Social Media is for Introverts!

BlogHer Original Post

Mashable CEO Pete Cashmore recently outed himself as an introvert. The news was somewhat surprising given that Pete socializes extensively both online and off. I know, I have proof. That's me pictured below with Pete in the crappy cell phone picture at BlogHer '08 after @QueenofSpain kidnapped him off the streets of San Francisco when we randomly passed him by. Pete was glued to his smart phone all night but nonetheless hung out for hours with a motley crew of mostly strangers and even shook his hips a couple of times along with the belly dancer who entertained us at dinner. I suspect like me though he went home and slept deeply in order to recharge.


Introverts conjure up images of anti-social hermits. Yet some of the biggest users of social media consider themselves introverts. Pete's confession was prompted by an exchange he saw on twitter between Suebob and Guy Kawasaki. Guy wrote:

@suebob You may find this hard to believe, but I am an introvert. I have a "role" to play, but I fundamentally am a loner.

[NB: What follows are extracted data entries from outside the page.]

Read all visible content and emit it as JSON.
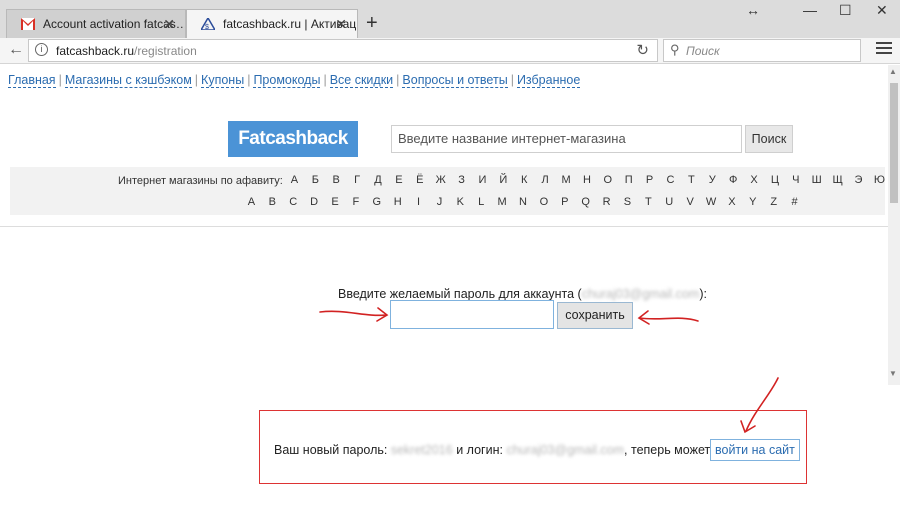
{
  "browser": {
    "tabs": [
      {
        "title": "Account activation fatcas…",
        "active": false,
        "favicon": "gmail-icon"
      },
      {
        "title": "fatcashback.ru | Активаци…",
        "active": true,
        "favicon": "site-icon"
      }
    ],
    "url_host": "fatcashback.ru",
    "url_path": "/registration",
    "search_placeholder": "Поиск"
  },
  "nav": {
    "items": [
      "Главная",
      "Магазины с кэшбэком",
      "Купоны",
      "Промокоды",
      "Все скидки",
      "Вопросы и ответы",
      "Избранное"
    ]
  },
  "header": {
    "logo": "Fatcashback",
    "search_placeholder": "Введите название интернет-магазина",
    "search_button": "Поиск"
  },
  "alphabet": {
    "label": "Интернет магазины по афавиту:",
    "ru": [
      "А",
      "Б",
      "В",
      "Г",
      "Д",
      "Е",
      "Ё",
      "Ж",
      "З",
      "И",
      "Й",
      "К",
      "Л",
      "М",
      "Н",
      "О",
      "П",
      "Р",
      "С",
      "Т",
      "У",
      "Ф",
      "Х",
      "Ц",
      "Ч",
      "Ш",
      "Щ",
      "Э",
      "Ю"
    ],
    "en": [
      "A",
      "B",
      "C",
      "D",
      "E",
      "F",
      "G",
      "H",
      "I",
      "J",
      "K",
      "L",
      "M",
      "N",
      "O",
      "P",
      "Q",
      "R",
      "S",
      "T",
      "U",
      "V",
      "W",
      "X",
      "Y",
      "Z",
      "#"
    ]
  },
  "form": {
    "prompt_before": "Введите желаемый пароль для аккаунта (",
    "prompt_email": "churaj03@gmail.com",
    "prompt_after": "):",
    "save_button": "сохранить"
  },
  "result": {
    "text1": "Ваш новый пароль:",
    "password": "sekret2016",
    "text2": "и логин:",
    "login": "churaj03@gmail.com",
    "text3": ", теперь можете",
    "login_button": "войти на сайт"
  },
  "colors": {
    "accent": "#4b93d6",
    "arrow": "#d22222",
    "link": "#2b6cb0"
  }
}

At the time Guy's avatar featured him wearing a pink boa from, I believe, the large party he threw at his house with Kirtsy before BlogHer. Again, Guy Kawasaki an introvert? Does not compute.

However, as I write this, 646 people have voted in the Mashable poll and 57% identified themselves as introverts. A mere 15% picked extrovert and most of the rest chose "both."

But, as Pete points out in his post:

And yet, social media pushes us further and further towards openness: from constant updates of your location to live video streaming to instant photo uploads. How, then, do we consolidate the assumed introversion of the early adopter with this tidal wave of online media sharing?

I'm trying to figure out an answer to that question myself. I follow 650+ people on twitter so that apparently makes me a power user. However, in my quest to push myself to get out of the house and socialize more IRL, I went to the SF Mashable party and quickly fled as it was crowded, packed with strangers and I felt all the energy being sapped right out of me.

I think the answer lies somewhere in the ability of social media to allow introverts to be social while home alone safely ensconced behind our keyboards. But none of us can live without human contact lest we devolve into the unabomber. So where's the balance?

Do you have any thoughts or answers for Pete's question or mine? Does social media help you "overcome" your introversion or make you feel "forced" to be more social?

A sampling of blogging introverts:

New Kid on the Hallway laments:

I think orientation actually stresses me out more than classes starting, because so much of orientation is social - tomorrow we have a two-hour lunch in which to get to know each other, a bunch of other socializing-type breaks, and I signed up to go to a Fun Social Event in the evening (though I am allowing myself to consider ditching it if by that time I'm feeling completely wiped from being around strangers all day)

mcecchin at Perfectly Turbulent is keeping his inner introvert at bay by taking improv lessons at Second City:

Social interactions don’t come along easily for everyone. For me, I think I straddle the fence between extrovert and introvert. I love large gatherings and social functions, but sometimes find myself experiencing strong urges to crawl back into my cave in utter silence.

Lisa Barone wrote The Introvert's Guide To Conference Networking - bookmark this one for the next BlogHer gathering.

Head over to She Walks Softly to see the Introvert Sweater.

Dorthea at Alaskan Girl shares her Confessions of a Single Introvert

I like being alone. It allows me to get my bearings and center myself, recharge my batteries, and truly relax. But I also love being with friends and around people. It's a delicate balance.

Meghan Wier at Ramblings of An Insomniac: Diary of a Sleepless Introvert has tips for introverted socializing:

My next idea is Craigslist. There is a section for "platonic" relationships and I have looked at this a few times. Now, a word of warning: like all "online meeting" be careful. There are definitely people who will misrepresent themselves. But I met one of my very good friends here in Charlotte on Craigslist.